Le dernier et pas le moindre cas qui agite et déchaine les passions, avec un flot de commentaires plus ou moins aimables, concerne l’achat, supposé, d’un appartement F5 à Nice par le VP Mamadou. Une acquisition pour la modique somme de 58000€. Un prix somme toute raisonnable dans l’une des cinq villes les plus chères en France dans l’immobilier. Le débat est houleux. Réquisitions sévères contre défenses tenaces s’affrontent. Les arguments pleuvent. Mais on ne retiendra ici que du déballage une ligne se détache : la nécessité de transparence et la volonté de changement. Ainsi, un collectif pour agir autrement prend forme. Dans le viseur, les biens mal acquis.
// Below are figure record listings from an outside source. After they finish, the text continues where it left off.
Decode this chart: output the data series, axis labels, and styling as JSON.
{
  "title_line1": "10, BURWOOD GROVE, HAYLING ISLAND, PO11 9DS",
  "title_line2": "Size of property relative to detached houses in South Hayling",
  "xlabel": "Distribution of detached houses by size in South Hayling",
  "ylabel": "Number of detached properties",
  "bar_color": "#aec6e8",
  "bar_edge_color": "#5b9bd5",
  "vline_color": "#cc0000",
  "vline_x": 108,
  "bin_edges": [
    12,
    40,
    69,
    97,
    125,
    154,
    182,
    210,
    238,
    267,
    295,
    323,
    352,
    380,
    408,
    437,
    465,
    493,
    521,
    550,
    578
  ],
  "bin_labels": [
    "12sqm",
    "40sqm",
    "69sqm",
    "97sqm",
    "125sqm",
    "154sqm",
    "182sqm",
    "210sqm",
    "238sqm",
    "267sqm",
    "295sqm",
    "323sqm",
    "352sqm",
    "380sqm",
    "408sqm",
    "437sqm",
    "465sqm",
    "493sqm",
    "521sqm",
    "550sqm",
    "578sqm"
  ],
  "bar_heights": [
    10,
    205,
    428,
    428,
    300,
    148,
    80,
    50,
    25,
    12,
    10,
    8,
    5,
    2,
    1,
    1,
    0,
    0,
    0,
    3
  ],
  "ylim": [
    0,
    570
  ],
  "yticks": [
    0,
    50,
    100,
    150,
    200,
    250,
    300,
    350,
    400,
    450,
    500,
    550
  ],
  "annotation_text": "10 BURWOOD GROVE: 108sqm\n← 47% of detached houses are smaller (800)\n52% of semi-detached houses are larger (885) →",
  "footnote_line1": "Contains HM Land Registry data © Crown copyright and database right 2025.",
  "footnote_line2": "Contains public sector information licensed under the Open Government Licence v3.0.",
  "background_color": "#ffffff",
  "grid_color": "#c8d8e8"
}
Car si il est vrai que le VP comme tout citoyen est libre d’acheter ce qu’il veut où il veut autant qu’il le souhaite, la question de la nature et de la provenance des fonds ayant servi à l’hypothétique achat intéresse les citoyens. Surtout qu’un soupçon de corruption pèse sur la classe politique alimentant la suspicion.
Une lame de fond monte. Elle réclame ni plus ni moins qu’un vrai Etat de droit. Pas un simulacre de démocratie avec des institutions aux coquilles vides. Un mouvement citoyen est en train de naître. Pourvu que les prochaines échéances électorales ne l’étouffent pas avant éclosion.